Indigo Eye. Rubén Grilo. 2019. Photo: courtesy of the artist
Indigo Eye. Rubén Grilo. 2019. Photo: courtesy of the artist
01.02 - 24.03.2019

Tuesday to Sunday, 10 am - 8 pm

Floor 5

Free entry

Enjoyment is one of the fundamental aspects of today's work narrative. Its implications, conversely, don't involve increased pleasure in the work sphere but rather increased dedication and time devoted to work.

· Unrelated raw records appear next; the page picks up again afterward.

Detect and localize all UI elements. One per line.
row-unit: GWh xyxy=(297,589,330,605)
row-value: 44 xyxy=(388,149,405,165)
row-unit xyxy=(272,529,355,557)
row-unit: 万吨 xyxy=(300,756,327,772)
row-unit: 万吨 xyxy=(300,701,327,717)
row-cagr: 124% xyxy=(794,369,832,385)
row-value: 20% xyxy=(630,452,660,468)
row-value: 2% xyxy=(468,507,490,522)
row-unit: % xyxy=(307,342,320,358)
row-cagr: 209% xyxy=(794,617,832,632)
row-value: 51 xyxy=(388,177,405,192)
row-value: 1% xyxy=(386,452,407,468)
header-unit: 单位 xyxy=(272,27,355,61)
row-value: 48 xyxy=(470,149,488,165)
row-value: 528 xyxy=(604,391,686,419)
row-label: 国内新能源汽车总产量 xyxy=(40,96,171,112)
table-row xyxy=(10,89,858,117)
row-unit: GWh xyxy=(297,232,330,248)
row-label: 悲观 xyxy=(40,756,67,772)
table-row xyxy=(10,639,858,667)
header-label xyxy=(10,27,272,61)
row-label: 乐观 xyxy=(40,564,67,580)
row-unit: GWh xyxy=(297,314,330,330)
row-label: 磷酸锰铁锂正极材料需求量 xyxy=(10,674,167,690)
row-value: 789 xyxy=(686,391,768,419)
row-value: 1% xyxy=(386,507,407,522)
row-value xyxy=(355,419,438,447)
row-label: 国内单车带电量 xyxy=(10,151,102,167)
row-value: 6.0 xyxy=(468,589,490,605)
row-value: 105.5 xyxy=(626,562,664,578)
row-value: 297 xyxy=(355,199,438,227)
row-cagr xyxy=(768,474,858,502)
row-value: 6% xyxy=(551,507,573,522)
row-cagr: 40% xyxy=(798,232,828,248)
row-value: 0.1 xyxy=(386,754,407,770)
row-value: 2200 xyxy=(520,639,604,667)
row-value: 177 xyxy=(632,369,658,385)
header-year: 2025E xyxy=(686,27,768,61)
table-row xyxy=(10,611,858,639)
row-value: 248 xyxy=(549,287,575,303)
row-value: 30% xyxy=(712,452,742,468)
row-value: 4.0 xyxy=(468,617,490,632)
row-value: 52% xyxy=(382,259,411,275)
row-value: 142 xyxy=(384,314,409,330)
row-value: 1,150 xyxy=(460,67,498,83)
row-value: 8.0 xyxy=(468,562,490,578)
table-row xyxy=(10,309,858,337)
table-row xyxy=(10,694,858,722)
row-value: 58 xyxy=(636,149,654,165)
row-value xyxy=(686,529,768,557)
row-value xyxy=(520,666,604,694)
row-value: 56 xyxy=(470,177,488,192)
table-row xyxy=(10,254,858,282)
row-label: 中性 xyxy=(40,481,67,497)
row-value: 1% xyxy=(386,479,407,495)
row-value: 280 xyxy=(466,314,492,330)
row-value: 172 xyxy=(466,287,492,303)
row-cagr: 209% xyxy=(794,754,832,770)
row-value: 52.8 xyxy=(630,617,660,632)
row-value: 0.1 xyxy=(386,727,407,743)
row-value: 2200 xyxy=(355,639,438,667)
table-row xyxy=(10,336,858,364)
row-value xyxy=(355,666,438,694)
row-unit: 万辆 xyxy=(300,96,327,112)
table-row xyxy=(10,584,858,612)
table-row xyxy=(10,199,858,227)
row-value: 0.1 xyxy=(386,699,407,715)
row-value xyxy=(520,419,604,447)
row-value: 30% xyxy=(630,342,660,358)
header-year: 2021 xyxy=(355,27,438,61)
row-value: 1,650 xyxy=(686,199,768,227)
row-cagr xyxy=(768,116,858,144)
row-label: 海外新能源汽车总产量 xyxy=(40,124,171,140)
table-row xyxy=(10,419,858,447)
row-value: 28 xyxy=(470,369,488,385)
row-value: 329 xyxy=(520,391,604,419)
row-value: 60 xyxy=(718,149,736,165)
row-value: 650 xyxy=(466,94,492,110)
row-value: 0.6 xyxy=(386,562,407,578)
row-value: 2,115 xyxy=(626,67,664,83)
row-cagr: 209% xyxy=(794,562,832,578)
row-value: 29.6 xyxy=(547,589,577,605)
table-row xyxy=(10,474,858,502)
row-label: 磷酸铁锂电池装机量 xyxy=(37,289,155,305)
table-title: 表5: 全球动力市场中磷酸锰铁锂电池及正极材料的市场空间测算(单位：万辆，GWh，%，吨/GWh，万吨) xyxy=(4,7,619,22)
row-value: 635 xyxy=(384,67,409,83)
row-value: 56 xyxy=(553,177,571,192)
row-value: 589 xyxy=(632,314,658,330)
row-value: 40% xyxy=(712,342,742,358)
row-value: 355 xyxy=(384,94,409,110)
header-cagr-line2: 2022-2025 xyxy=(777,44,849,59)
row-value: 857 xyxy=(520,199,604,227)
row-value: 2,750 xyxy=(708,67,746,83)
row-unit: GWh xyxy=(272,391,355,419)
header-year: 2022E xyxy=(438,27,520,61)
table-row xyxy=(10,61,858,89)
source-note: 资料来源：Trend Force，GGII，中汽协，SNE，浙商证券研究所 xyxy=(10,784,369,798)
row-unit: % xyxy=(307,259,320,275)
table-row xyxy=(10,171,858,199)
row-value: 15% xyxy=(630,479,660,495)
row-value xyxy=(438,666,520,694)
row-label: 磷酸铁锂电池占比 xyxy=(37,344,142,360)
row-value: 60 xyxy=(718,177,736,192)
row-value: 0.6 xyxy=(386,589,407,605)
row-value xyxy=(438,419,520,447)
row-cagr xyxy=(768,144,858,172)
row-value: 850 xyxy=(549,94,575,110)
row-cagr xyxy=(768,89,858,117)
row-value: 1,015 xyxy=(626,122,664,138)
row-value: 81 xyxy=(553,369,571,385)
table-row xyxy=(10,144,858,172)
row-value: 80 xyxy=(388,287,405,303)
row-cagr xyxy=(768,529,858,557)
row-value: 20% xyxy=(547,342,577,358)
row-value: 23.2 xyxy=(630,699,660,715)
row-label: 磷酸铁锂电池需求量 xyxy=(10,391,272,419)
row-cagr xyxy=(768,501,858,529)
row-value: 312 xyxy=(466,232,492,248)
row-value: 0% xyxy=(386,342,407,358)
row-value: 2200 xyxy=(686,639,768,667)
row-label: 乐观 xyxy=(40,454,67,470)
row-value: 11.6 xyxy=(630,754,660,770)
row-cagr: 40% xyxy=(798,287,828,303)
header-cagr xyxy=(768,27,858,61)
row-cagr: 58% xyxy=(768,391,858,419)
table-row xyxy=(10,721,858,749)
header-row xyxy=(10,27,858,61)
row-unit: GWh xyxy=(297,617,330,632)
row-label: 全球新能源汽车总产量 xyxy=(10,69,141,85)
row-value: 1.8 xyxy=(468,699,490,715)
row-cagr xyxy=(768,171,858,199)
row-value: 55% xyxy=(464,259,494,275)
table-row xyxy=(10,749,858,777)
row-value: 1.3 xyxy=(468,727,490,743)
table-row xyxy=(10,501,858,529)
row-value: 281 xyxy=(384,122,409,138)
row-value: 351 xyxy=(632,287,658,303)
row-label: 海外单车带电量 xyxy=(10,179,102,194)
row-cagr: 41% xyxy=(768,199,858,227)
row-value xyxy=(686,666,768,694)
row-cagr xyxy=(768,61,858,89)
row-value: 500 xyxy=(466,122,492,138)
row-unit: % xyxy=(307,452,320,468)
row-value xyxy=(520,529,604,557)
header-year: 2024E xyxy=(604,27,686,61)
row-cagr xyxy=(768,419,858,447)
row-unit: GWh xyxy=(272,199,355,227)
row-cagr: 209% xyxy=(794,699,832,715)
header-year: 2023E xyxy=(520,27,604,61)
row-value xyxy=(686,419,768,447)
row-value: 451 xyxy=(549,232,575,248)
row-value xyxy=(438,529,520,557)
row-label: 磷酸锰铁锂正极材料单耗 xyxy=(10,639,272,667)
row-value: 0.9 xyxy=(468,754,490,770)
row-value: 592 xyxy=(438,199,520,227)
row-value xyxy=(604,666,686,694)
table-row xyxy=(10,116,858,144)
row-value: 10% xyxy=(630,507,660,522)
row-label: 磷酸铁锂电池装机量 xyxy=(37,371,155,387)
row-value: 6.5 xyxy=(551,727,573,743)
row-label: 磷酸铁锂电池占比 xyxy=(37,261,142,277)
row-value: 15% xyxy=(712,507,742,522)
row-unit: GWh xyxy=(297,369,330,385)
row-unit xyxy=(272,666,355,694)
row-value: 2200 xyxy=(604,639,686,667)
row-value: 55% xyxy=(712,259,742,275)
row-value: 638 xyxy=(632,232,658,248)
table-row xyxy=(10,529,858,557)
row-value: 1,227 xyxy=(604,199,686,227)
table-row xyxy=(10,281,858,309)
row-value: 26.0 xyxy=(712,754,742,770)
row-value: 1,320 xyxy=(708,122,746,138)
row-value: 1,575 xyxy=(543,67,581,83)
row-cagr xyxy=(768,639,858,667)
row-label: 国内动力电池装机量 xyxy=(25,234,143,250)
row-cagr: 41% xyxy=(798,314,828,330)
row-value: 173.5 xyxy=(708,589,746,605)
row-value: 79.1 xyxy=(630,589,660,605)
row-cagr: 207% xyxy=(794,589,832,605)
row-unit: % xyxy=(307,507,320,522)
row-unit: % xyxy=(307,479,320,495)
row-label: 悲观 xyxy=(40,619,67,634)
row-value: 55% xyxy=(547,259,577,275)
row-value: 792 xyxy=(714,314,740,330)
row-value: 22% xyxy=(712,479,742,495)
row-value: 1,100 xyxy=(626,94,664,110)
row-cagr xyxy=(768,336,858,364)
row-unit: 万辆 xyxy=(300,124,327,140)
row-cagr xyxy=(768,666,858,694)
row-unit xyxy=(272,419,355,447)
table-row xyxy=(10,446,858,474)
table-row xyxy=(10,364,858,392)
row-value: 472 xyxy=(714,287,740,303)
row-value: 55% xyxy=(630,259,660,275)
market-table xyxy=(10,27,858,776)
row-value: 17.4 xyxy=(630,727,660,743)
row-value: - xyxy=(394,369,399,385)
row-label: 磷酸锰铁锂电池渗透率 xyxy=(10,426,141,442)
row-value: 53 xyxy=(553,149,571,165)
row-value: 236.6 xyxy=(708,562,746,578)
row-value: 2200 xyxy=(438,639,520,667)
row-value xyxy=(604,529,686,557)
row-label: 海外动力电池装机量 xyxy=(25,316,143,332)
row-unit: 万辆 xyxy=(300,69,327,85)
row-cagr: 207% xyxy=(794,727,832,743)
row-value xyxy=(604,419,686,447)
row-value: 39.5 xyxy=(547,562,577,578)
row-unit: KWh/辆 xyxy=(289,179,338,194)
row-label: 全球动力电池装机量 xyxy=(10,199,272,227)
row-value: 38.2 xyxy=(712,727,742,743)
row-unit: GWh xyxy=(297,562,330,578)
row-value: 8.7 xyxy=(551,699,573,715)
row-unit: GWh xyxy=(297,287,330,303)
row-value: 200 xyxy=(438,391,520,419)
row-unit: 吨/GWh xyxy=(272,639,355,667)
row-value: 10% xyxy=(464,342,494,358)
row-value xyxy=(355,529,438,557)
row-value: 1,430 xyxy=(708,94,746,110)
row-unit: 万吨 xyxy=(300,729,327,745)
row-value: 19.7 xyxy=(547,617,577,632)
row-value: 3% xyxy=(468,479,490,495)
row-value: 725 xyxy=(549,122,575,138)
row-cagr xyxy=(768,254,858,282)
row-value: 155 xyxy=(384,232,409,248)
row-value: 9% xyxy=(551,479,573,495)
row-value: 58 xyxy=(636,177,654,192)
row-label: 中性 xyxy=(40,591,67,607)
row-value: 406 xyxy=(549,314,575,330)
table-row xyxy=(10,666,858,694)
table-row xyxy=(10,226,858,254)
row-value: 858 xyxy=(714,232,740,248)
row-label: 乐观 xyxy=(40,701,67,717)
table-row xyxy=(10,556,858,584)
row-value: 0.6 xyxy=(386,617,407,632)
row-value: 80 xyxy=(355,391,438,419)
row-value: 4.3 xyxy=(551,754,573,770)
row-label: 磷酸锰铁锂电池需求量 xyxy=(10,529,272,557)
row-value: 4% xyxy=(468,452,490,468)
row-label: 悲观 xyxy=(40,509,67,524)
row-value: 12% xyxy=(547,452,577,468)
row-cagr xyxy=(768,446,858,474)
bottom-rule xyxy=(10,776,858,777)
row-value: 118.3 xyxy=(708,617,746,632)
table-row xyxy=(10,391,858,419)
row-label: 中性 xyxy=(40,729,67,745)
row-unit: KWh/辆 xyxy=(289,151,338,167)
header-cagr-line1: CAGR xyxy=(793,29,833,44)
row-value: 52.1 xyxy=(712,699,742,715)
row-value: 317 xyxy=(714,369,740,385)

Added to this situation is the matter of “compensation” and its complicity in the material sphere.  From this perspective, chocolate is a substance that encapsulates many of the aspects that define the contemporary working condition and ‘the social’, understood as a system. As a material substance, chocolate seems designed to permanently satisfy an unsatisfied desire. It's also a devious substance: the result of various mixtures which, nevertheless, continually evoke the ghost of a supposed purity tied to the fiction of artisanry. As an object, the range of forms it takes are the result of techniques used to control matter, wherein a mould functions as a promise of infinite reproducibility by means of a pattern, and as an example of the lesser degree of materiality or invisibility of some elements in comparison to others. When refashioned into a coin, chocolate evokes not only a certain contemporary cult status but also its own past as a material associated with economic trade, as well as its historical ties to the social elite. Indigo Eye is an exhibition that works as a system of filters in which a recurring fantasy also emerges: the unique and one-of-a-kind nature of the mould that shapes identity.

This exhibition is part of Mirror Becomes a Razor When It’s Broken, an annual project curated by Sonia Fernández Pan.